# Kudos to my old time trainer-he is the trailer loading GOD.



## COWCHICK77 (Jun 21, 2010)

Wow, glad everyone is ok!!!
I thing good trainers are invaluable!


----------



## waresbear (Jun 18, 2011)

Excellent ending to a horrible event. Phew!


----------



## franknbeans (Jun 7, 2007)

I just cannot believe those horses would go back on. Now the real test will be if a couple of weeks when they come home. perhaps that was too soon to be a real test. But-trainer travels with, so all is good. Cannot wait til he gets home to give him a hug!


----------



## franknbeans (Jun 7, 2007)

Cowchick-you have no idea. And his son, and now daughter in law are going to carry on the legacy. They are all so good. I am anxious for my guy to go spend a month with the son......in April. Dad won;t be quite home yet, plus he is booked MONTHS ahead. I can always go ride with him, which I do, because I consider him a friend, but at 75 he is still pretty busy!


----------



## Dustbunny (Oct 22, 2012)

Dear God! You just never know, do you?
Glad to read all were okay.


----------



## albertaeventer (Feb 5, 2013)

Wow, that's so crazy!! I'm glad everyone was ok!!!

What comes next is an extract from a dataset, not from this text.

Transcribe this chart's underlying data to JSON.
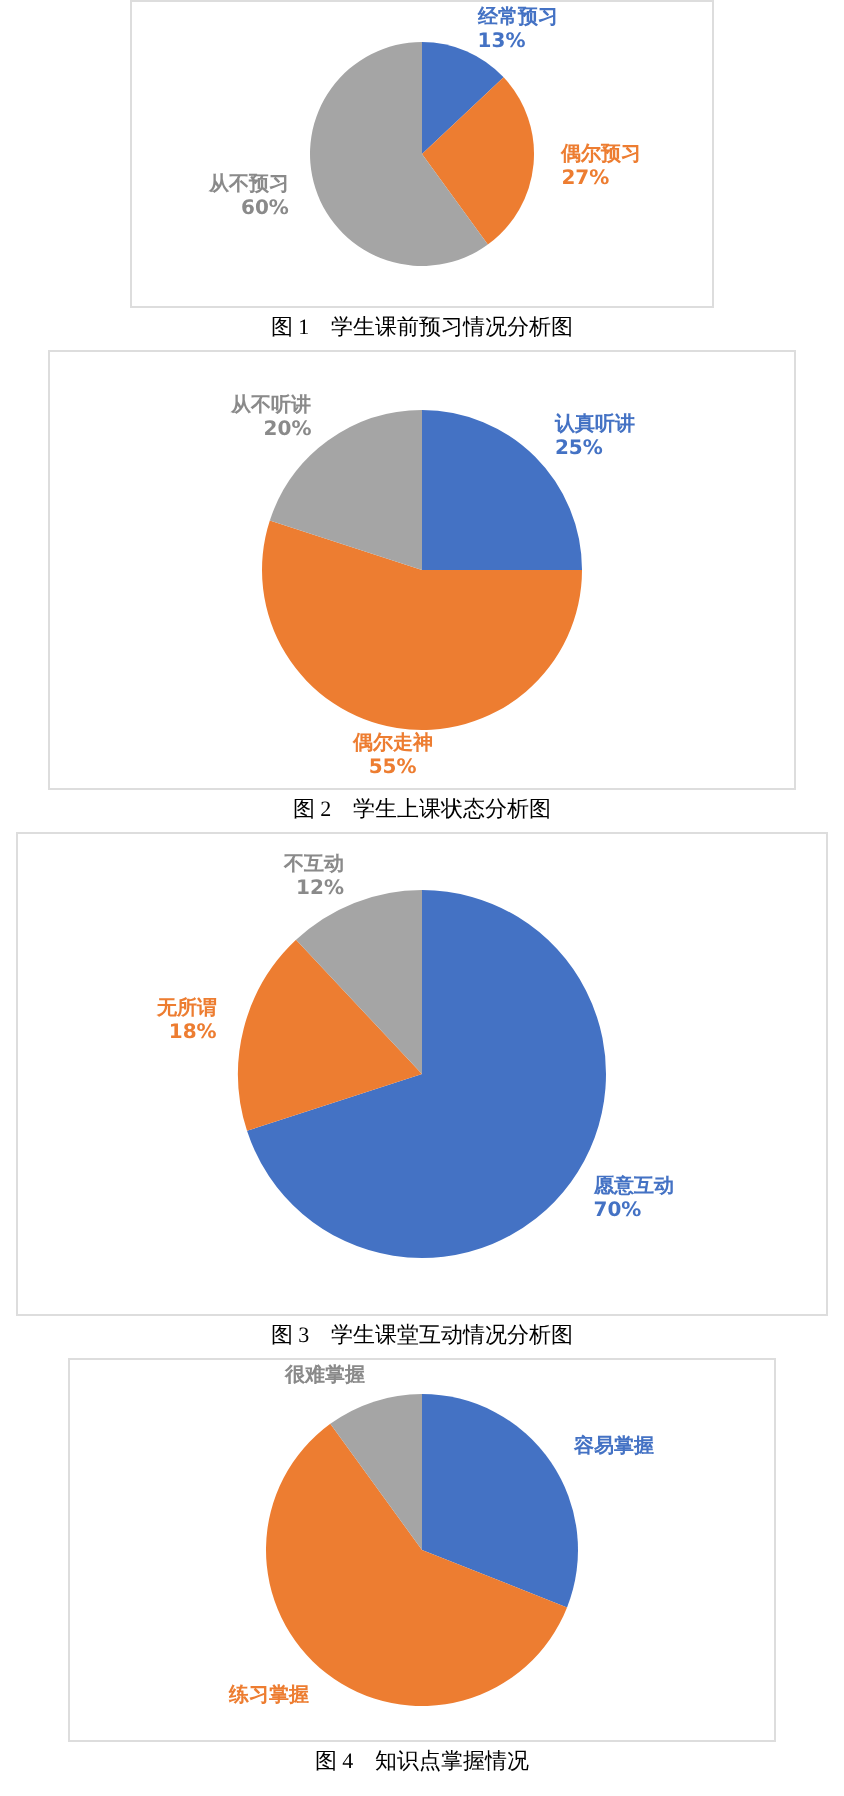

A friend of mine had a mechanical failure of the hitch which caused her bumper pull trailer to come right off, break the chains, and roll into the ditch at highway speed. By some grace of god, her horse was still in one piece, just a little cut and banged up, and when someone brought another trailer to take him home, same thing, he walked right on without a moment's hesitation. *THAT* was when my friend totally lost it. It's amazing what these animals will do for us!


----------



## nvr2many (Jan 18, 2011)

Oh wow, how scary. I am glad it all worked out tho. Whew!


----------